While talking with a client this morning, I started to get nerdy about passwords and password managers.  A few things I emphasized were that passwords should be unique across all logins, password managers should be used by everyone, and saving passwords in Chrome (and other browsers) is a risky proposition.  

I've actually wanted to write this up for a while now but the conversation this morning motivated me to put the pen to the paper.  So here we are....

The actual time it took to root the box was just a few minutes and the setup actually took longer.  I wanted to have a Windows 10 Pro machine, fully patched, and running current antivirus. 

As a side note, there's a misconception that antivirus will protect you.  Antivirus is a must but it's trivial to get around as you'll see in a moment.  


I feel like this took a LOT longer than it should have:




After much waiting, my machine is running the latest and greatest updates.  We fire up BeEF to hook our victim:




Hopping over to my victim Windows 10 machine, I point to the malicious URL:




As you can see, I'm not trying to masquerade the site, the point is show how simple it is to steal the credentials from Chrome. 

On our attacking machine:




Our victim is connected to BeEF, now we need to build a Meterpreter shell using unicorn:




I'm going to send a popup to our victim asking them to install our bogus plugin:




On the victim machine, we see the popup:




Upon hitting "install missing plugin", our malicious download is pushed across:




Our victim chooses to run the malicious download and our Metasploit session is already setup thanks to unicorn:




We catch our shell. 

At this point, we own the user on this box.  

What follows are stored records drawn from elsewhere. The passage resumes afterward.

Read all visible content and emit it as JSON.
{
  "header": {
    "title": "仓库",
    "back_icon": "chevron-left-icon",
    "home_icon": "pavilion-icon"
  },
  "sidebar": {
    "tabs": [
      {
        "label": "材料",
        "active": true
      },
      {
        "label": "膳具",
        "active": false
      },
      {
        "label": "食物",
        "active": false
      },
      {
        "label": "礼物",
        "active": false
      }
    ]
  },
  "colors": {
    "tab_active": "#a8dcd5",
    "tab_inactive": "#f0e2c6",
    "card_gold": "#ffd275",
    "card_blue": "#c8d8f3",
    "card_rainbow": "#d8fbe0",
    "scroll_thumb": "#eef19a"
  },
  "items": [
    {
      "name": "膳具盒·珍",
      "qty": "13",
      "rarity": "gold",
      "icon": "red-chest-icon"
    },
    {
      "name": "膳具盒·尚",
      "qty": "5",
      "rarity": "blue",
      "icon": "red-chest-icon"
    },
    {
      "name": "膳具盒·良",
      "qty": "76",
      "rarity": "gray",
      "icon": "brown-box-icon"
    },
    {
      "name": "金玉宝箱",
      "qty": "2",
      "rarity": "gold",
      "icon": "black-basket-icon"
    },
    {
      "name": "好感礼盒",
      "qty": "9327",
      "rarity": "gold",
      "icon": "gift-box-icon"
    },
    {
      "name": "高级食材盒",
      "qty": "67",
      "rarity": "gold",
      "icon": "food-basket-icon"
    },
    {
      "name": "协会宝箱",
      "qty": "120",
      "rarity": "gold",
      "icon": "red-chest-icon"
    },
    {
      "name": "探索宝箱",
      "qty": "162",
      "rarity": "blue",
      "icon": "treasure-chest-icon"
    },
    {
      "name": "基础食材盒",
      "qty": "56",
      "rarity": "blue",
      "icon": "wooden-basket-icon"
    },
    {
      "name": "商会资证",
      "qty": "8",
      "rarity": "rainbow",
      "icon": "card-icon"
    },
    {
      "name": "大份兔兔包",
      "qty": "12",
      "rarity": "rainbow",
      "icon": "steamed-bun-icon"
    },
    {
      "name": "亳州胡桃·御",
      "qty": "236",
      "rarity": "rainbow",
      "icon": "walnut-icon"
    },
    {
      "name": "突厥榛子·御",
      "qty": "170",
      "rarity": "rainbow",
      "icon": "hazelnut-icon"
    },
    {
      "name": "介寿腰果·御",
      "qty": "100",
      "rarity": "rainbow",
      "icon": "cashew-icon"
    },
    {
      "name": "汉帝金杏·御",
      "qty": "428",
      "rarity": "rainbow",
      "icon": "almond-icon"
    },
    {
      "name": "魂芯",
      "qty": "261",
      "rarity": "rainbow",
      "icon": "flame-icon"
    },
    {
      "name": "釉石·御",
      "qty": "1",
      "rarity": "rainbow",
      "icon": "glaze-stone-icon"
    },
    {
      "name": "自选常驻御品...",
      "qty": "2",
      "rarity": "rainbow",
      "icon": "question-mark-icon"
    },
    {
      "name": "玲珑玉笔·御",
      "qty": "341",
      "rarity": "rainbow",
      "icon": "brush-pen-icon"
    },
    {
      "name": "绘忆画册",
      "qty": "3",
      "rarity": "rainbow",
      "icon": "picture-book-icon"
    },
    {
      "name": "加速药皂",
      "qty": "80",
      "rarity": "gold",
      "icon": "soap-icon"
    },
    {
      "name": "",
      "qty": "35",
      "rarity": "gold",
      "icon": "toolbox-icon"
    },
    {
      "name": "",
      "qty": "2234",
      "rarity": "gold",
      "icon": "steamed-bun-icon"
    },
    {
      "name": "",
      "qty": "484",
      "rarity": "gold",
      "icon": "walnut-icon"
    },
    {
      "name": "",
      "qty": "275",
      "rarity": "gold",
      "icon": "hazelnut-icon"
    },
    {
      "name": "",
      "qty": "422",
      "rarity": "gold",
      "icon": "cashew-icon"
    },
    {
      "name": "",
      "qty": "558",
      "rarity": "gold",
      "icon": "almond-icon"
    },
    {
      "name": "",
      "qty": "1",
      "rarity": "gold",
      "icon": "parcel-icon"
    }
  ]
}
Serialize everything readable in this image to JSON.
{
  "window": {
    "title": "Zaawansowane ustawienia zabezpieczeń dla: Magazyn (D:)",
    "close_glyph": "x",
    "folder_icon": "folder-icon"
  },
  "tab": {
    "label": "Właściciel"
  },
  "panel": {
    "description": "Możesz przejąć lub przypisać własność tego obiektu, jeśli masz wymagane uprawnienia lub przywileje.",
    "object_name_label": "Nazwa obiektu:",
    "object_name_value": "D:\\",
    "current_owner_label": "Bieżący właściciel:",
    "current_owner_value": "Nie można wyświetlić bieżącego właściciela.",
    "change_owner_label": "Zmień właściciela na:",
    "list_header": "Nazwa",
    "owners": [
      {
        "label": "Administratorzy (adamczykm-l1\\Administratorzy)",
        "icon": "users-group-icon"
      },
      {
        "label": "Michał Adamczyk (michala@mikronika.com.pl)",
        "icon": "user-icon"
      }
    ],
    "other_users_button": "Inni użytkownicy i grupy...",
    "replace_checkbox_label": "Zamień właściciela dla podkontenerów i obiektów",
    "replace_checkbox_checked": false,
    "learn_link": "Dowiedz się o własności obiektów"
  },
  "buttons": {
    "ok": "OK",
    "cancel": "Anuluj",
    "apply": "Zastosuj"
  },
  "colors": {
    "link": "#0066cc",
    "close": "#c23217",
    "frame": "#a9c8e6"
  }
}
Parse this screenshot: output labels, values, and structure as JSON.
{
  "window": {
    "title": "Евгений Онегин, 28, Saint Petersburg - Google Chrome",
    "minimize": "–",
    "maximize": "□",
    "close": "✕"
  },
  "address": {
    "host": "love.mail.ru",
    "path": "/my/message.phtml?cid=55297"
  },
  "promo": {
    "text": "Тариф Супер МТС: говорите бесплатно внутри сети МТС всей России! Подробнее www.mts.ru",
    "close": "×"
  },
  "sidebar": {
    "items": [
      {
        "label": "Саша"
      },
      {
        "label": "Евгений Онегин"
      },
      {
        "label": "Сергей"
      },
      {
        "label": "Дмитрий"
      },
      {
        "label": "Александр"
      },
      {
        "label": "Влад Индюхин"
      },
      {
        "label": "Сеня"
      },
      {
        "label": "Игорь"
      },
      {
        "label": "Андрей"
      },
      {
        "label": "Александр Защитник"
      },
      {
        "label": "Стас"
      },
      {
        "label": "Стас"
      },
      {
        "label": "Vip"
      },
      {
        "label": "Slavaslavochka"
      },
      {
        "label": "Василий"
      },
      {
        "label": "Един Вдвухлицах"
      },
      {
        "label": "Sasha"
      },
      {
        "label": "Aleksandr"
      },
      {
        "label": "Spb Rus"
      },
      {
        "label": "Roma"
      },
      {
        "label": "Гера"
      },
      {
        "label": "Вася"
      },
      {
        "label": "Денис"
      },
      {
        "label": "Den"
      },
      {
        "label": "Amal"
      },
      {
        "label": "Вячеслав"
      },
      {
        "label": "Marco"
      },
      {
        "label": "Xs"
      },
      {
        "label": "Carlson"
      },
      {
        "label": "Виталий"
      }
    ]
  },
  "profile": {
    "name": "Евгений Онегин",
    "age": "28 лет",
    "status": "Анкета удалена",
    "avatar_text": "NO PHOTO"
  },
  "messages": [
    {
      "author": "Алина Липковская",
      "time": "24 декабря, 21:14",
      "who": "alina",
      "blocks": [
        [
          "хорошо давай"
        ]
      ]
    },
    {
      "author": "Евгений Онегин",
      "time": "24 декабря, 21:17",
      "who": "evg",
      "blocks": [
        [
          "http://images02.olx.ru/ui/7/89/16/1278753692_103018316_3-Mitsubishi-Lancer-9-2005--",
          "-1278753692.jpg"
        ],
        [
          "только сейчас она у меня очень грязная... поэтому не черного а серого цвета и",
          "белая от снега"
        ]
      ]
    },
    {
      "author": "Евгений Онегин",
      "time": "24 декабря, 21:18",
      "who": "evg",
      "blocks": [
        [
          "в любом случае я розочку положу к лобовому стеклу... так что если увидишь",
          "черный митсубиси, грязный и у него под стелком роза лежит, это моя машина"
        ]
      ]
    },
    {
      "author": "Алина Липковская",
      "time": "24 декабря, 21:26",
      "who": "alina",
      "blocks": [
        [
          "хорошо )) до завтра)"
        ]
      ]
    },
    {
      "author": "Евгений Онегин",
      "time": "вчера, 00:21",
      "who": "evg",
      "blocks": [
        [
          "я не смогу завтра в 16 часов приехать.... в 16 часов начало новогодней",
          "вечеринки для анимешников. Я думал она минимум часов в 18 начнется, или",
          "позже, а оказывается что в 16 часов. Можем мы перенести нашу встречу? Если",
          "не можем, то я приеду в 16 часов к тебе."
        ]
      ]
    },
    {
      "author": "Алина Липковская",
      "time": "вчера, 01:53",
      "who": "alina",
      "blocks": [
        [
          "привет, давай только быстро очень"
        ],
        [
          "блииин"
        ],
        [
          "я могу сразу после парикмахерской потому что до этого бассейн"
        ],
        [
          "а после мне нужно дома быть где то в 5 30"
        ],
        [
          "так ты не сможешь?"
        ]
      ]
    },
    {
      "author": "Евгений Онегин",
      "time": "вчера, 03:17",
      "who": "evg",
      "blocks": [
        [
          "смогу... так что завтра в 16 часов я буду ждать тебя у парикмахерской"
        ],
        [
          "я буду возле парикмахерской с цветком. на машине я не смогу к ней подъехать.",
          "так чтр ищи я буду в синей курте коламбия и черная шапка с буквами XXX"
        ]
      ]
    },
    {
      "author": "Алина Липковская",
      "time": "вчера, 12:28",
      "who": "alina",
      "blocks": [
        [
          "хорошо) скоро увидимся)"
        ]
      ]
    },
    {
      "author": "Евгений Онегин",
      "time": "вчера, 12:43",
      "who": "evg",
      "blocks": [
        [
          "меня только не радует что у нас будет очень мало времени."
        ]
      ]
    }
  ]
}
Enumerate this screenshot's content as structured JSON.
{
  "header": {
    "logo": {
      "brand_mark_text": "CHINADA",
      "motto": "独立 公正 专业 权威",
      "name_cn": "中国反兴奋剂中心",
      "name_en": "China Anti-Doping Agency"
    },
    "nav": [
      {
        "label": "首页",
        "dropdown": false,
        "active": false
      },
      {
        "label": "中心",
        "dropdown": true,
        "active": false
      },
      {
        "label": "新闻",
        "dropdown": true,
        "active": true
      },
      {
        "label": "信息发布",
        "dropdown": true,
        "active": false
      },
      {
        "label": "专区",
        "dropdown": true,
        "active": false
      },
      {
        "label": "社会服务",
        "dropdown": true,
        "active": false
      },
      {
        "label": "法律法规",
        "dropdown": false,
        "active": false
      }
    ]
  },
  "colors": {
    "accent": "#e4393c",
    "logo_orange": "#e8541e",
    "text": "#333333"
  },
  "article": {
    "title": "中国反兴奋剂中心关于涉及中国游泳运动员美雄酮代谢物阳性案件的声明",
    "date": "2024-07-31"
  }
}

But that's not why we're here -- we're here for Chrome credentials:




We point Metasploit to the session for the Chrome goodies:




Metasploit dumps everything into the loot folder and when we open the file with the credentials:




We find gold!

Yeah, yeah, I went to town hiding my info.  I trust you!  It's those other people who aren't trustworthy.  ;)

Couple of things I want to point out -- First, this system is running a solid antivirus program.  The antivirus software never even noticed the machine takeover.  Second, Windows 10, with its own protection mechanism, is also asleep at the wheel:



And let's not forget about Chrome -- we also managed to sneak around it as well.

As a final point, I'm sure someone is asking -- who would have clicked the link, and who would have clicked the install plugin link, and finally, who would have hit run for the malicious download?  All of us.  I'm not immune to mistakes nor are any of us.  No matter how good our opsec, we are human and we make mistakes given the right situation.

The page above seems obvious but I can dress it up, and further dress it up, and take it to a very convincing level.  Toss a screenshot of the Gmail login into the same page and now all of the sudden, we're taking that first step into dressing it up.  




Change the popup to state something about a Google, Gmail, or Chrome plugin, and we're taking another step.  Register a domain, add an SSL certificate, another step.  It could be convincing!

If we stop saving passwords in the browser and we move them into a password manager, we can further complicate the process of password stealing.  This is also a good time to talk about Multi Factor Authentication (MFA).  If someone steals your passwords but you have that second factor enabled, again, we're complicating the process.  The idea is to make the process as difficult as possible for the attacker.  There's a balance though -- we have to make it difficult for the attacker but we also have to minimize the impact to conducting business.  The products we use add protection but keep the impact to business at a minimum and I feel like we've found that balance.